Texas is also seeking to stay the imposition of the Light-Duty Vehicle Rule, which is predicated on the EPA’s flawed Endangerment Finding. The Light-Duty Vehicle Rule attempts to apply new federal emissions regulations to passenger vehicles such as cars and trucks. Court documents filed by the State explain that the Light-Duty Vehicle Rule is flawed because it purports to regulate pollutants that are not even found in vehicle emissions. Further, although federal law requires that new environmental regulations quantify their purported health and welfare benefits, the EPA failed to include that data when the Light-Duty Vehicle Rule was published. Third, despite a national economic downturn, the EPA also failed to adequately consider the harmful economic impact of the mobile source regulations – even though a thorough economic impact analysis is required by the Clean Air Act.

Under the so-called PSD Interpretive Rule – which the State is also challenging – once a substance is regulated for any purpose, all emissions sources are subject to regulation. Thus, because the Light-Duty Vehicle Rule attempts to regulate greenhouse gas emissions for the first time, that Rule extends those regulations to stationary sources such as factories, refineries, large office buildings with boilers – any stationery location that emits greenhouse gases. Although EPA officials plainly knew their regulations would extend to stationery sources, the federal regulator’s Light-Duty Vehicle Rule economic impact analysis failed to consider the economic implications of imposing its greenhouse gas regulations on factories, refineries, and other large employers.
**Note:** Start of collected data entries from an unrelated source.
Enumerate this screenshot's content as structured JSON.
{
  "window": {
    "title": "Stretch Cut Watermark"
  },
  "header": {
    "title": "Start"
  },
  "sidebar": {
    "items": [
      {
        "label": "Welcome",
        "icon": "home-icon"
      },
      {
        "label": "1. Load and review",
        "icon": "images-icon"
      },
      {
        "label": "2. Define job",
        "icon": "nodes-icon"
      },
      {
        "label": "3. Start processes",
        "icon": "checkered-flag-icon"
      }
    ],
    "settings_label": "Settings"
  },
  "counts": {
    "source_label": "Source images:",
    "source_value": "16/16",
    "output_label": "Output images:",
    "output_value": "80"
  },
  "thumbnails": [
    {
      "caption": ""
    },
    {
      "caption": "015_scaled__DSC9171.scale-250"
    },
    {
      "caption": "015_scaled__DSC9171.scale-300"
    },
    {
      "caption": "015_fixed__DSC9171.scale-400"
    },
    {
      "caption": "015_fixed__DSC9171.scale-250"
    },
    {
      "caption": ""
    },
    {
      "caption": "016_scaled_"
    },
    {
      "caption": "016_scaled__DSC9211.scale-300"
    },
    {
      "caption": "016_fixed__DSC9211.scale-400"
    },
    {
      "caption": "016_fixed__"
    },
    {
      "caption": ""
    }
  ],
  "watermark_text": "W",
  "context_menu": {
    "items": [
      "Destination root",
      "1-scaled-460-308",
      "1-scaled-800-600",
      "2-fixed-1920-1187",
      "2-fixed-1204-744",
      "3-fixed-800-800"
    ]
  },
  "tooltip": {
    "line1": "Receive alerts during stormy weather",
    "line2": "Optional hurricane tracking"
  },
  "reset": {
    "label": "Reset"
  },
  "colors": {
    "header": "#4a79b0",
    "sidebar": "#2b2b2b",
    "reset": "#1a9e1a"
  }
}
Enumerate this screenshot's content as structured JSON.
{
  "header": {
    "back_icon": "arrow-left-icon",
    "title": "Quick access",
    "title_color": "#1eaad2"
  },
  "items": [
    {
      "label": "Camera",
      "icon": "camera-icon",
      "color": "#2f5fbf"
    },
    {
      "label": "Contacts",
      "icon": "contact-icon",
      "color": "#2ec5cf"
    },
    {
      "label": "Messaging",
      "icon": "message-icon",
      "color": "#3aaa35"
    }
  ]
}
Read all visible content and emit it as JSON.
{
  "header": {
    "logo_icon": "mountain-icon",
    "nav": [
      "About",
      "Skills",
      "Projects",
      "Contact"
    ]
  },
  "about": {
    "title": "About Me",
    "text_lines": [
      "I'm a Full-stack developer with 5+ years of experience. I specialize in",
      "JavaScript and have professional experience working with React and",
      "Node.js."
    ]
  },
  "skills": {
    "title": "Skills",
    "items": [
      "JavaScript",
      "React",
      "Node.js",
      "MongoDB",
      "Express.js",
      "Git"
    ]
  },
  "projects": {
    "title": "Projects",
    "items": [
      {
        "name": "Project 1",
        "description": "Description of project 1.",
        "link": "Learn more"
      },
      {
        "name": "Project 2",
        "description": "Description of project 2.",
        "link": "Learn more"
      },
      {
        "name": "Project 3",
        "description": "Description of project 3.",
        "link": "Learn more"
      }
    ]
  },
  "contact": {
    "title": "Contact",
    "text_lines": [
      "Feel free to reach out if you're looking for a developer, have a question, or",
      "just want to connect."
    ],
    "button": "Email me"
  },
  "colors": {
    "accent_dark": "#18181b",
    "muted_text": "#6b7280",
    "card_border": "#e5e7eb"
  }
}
The State is challenging the PSD Interpretive Rule itself because the Rule leads to absurd results. Effective January 2, 2011, the Rule requires that greenhouse gases be automatically regulated pursuant to the Clean Air Act’s statutorily specified emission level requirements. However, the emission levels were written to control toxic pollution – not carbon dioxide and other non-toxic substances. As a result the Clean Air Act contains lower emission levels than are practicable for regulating high-volume, non-toxic greenhouse gases. Thus, by the EPA’s own admission, the PSD Interpretive Rule produces an absurd result.

To solve the “absurd results” problem of its own creation, the EPA promulgated the so-called Tailoring Rule, which purports to limit greenhouse gas permitting and regulation to only the largest emitters. Texas is challenging the Tailoring Rule because the EPA is attempting to ignore the plain language of the Clean Air Act and rewrite the law to advance its regulatory agenda. The Tailoring Rule would require Texas to reinterpret or revise its ‘State Implementation Plan’ – which is the State’s federally-approved Clean Air Act enforcement program – by Jan. 2, 2011. If the State fails to meet the Administration’s requirement, the EPA will impose its own federal implementation plan upon Texas. Thus, today’s court filings challenge the EPA’s attempts to ignore federal law, impose their federally mandated deadlines and force Texas to spend millions of dollars advancing the Administration’s regulatory agenda.

The State’s petitions for stay ask the court to prevent the EPA from imposing their greenhouse gas regulations until the State’s legal challenge is resolved. By granting the State’s motions to stay, the Court will provide greater regulatory certainty, avoid government waste, and protect Texas jobs.